Non è certo un caso che anche nella nostra Parashà, le ginocchia di Josef vengono ricordate due volte. Josef nel presentare i figli alla benedizione di Jacov li fa uscire dalle proprie ginocchia. In questa descrizione così autentica della Torà, dei ragazzini intimoriti si erano evidentemente attaccati e nascosti tra le ginocchia paterne. Ma il senso è più profondo. Efraim e Menashè escono dal concetto stesso di Birkè Josef. Hanno fatto loro il principio della Berachà, dell’origine Divina di tutto, che Josef ha insegnato loro . È fantastico che Jacov stesso sia stupito di questa profonda identità tanto da costringere Josef, secondo il Midrash, a mostrare lui la Ketubà che attesta l’origine sacra della propria progenie.

Ma Josef non si ferma, negli ultimi versi della Parashà, è descritta la vecchiaia di Josef. Di nuovo sappiamo pochissimo. Non sappiamo se sia rimasto al potere fino alla fine. Non sappiamo che ne è stato delle sue politiche agrarie. Sappiamo una cosa sola e solo quella conta: ha visto figli, nipoti e bisnipoti. ‘..anche i figli di Machir, figlio di Menashè nacquero sulle ginocchia di Josef.

Non sappiamo niente. Sappiamo solo che i bisnipoti di Josef sono nati sulle sue ginocchia.

Questa è la grande lezione di vita di Jacov prima e Josef poi, in Egitto. Nel luogo dove si ammazzano tutti i bambini, egiziani compresi, per capriccio del tiranno di turno, c’è una famiglia, una cultura, nella quale il metro di una vita è la capacità di crescere nella Torà un bisnipote sulle proprie ginocchia.

La grande scommessa d’Israele è proprio nella capacità di creare le condizioni perché le generazioni si parlino. Perché nonni e nipoti comunichino. Il problema è che spesso le generazioni parlano lingue diverse. Ne sappiamo qualcosa noi. La maggior parte delle cose di cui parlano o si occupano i nostri ragazzi non esisteva nemmeno all’epoca dei loro genitori, figuriamoci dei loro nonni. Come si fa a parlarsi?

Lo si può fare solo se si riscopre che ci sono idee senza tempo, valori che non scadono e non aspettano nuove edizioni. Solo se capiamo che la Torà è la nostra vita potremo attraverso la Torà trovare quel linguaggio comune che così manca al giorno d’oggi.
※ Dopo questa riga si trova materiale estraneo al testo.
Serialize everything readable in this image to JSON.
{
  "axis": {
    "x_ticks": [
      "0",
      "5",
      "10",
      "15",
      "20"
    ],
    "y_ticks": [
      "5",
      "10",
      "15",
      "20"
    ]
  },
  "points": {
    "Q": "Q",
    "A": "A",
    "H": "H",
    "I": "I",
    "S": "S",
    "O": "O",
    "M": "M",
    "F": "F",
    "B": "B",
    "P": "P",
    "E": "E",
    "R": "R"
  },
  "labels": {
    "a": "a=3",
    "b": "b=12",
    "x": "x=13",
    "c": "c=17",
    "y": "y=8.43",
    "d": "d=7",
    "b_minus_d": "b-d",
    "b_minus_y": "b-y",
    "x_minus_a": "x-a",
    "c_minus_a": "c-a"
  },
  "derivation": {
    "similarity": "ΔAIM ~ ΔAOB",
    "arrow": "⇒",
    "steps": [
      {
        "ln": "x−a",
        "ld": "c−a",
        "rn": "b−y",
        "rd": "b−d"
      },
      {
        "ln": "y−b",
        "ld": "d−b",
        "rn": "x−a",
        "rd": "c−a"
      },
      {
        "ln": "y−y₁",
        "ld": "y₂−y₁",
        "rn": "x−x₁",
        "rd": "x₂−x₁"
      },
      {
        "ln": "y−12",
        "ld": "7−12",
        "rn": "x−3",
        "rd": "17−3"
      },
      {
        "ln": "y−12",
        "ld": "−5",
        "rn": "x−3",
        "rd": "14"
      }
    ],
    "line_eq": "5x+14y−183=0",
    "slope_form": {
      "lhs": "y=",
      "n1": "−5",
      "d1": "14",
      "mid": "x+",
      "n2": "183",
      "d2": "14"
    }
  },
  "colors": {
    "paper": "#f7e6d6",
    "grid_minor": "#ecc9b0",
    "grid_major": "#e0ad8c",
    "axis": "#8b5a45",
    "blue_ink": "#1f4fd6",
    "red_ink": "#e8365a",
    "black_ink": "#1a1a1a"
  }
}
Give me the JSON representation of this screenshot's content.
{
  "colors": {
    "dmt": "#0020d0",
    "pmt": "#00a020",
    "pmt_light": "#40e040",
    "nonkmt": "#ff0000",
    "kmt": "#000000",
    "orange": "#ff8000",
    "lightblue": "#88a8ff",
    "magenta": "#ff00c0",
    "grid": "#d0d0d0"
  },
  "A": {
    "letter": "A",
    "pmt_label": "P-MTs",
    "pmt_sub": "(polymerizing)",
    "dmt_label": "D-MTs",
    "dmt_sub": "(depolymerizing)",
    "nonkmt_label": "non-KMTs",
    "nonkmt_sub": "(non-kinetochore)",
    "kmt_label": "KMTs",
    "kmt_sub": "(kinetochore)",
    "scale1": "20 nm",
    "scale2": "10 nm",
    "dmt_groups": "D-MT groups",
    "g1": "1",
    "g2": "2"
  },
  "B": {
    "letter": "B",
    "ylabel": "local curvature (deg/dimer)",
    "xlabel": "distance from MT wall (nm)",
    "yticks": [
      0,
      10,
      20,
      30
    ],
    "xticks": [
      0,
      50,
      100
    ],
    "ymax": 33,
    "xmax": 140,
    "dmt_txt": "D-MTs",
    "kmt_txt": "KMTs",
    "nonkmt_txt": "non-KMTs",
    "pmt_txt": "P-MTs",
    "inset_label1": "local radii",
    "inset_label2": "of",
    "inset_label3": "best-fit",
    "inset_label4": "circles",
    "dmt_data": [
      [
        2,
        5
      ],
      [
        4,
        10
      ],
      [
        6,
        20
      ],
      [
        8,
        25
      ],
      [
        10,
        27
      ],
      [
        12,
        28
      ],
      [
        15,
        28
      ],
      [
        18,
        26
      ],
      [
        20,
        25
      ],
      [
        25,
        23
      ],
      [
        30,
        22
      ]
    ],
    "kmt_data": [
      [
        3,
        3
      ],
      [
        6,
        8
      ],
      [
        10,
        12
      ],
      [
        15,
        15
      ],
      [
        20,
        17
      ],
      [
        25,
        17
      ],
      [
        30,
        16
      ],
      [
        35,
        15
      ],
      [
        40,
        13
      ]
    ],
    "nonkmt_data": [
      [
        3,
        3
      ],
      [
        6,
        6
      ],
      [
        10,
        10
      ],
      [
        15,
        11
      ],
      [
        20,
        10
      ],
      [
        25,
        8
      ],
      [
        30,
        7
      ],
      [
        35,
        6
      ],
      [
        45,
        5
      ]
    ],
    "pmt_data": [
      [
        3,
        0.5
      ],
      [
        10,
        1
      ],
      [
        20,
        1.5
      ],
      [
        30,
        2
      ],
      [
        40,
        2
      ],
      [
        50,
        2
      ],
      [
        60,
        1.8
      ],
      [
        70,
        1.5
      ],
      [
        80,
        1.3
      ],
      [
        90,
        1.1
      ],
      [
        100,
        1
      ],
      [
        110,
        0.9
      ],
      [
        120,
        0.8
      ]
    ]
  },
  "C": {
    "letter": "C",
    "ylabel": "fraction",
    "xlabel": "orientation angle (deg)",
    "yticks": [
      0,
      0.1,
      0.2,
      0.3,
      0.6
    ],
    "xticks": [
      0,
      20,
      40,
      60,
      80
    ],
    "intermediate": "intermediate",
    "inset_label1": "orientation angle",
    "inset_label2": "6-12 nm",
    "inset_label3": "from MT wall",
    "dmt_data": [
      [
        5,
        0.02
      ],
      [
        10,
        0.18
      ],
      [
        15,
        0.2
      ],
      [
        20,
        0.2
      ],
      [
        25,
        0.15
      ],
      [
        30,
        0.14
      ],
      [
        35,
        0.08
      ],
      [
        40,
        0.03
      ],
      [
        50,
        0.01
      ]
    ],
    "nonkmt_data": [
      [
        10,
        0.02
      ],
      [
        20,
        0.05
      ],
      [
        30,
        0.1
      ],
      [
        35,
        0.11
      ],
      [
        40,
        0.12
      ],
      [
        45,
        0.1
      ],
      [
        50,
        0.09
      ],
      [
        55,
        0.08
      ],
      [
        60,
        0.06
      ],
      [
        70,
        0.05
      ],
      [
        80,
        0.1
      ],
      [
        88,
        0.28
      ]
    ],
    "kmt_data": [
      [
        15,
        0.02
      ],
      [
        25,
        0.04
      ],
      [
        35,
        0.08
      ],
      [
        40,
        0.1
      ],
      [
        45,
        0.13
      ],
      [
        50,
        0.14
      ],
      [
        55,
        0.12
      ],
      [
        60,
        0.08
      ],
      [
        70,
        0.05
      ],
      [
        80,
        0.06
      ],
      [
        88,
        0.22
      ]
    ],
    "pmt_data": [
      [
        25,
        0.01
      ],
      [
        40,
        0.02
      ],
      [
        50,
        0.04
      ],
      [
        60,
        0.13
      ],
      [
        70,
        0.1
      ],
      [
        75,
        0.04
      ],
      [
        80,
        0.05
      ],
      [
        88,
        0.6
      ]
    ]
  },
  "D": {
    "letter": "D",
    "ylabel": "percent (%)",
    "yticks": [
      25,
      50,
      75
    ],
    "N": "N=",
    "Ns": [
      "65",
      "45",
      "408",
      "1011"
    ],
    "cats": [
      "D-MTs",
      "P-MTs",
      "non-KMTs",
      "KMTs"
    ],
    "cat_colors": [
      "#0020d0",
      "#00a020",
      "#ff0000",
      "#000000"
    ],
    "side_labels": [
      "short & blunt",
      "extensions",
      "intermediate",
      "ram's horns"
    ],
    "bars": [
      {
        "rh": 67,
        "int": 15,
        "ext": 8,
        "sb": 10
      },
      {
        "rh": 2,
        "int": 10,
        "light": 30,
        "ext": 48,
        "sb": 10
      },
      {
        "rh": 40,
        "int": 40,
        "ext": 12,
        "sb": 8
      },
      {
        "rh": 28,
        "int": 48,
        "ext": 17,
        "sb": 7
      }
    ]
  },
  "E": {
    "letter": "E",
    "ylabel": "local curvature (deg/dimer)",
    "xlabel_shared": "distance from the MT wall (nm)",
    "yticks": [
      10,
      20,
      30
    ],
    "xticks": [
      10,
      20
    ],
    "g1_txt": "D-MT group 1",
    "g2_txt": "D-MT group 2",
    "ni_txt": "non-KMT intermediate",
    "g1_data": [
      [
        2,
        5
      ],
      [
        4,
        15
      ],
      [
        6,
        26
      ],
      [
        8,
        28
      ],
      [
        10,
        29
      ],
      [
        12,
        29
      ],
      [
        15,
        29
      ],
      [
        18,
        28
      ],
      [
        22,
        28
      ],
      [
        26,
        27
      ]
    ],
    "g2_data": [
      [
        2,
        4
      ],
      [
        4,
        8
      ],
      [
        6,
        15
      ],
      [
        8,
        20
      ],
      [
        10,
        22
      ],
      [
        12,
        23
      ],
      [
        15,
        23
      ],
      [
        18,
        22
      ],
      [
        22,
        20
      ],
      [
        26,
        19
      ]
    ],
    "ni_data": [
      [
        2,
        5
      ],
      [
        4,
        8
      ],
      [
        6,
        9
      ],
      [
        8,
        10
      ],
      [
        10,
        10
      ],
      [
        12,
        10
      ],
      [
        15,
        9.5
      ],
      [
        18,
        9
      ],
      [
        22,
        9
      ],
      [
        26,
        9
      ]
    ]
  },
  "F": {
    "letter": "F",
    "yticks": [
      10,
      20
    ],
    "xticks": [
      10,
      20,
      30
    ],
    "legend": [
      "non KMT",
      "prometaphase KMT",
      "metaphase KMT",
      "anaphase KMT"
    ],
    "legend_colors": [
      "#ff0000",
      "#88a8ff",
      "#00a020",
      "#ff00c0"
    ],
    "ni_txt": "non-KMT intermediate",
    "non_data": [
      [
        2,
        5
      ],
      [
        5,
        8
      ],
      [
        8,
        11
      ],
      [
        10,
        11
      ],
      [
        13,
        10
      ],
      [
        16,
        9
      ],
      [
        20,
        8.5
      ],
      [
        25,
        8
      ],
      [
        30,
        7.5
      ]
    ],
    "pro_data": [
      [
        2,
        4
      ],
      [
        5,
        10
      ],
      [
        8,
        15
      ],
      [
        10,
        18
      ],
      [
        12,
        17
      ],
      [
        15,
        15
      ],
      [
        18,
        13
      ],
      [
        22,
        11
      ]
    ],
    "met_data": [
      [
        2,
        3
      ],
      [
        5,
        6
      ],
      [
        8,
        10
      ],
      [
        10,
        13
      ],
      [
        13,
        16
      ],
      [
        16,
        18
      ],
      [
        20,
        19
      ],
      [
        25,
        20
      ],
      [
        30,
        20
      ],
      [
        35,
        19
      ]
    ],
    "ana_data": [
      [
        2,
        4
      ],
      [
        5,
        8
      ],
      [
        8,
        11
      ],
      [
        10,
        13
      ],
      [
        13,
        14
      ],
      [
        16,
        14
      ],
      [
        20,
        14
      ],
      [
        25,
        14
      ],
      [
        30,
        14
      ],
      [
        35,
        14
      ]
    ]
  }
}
Josef e Jacov non si sono visti per una vita. Il padre non sa nulla di cosa sia il figlio oggi e non è detto che avrebbe capito o metabolizzato le sottigliezze del politichese di corte. Ed il Midrash ci dice infatti che parlarono dell’ultima lezione studiata assieme: il precetto della Eglà Arufà, la giovenca accoppata.

Se saremo capaci di riscoprire la profondità della condivisione della Torà tra le generazioni faremo un gran regalo a noi, ai nostri anziani ed ai nostri bambini.

Restando ognuno giovane per se stesso.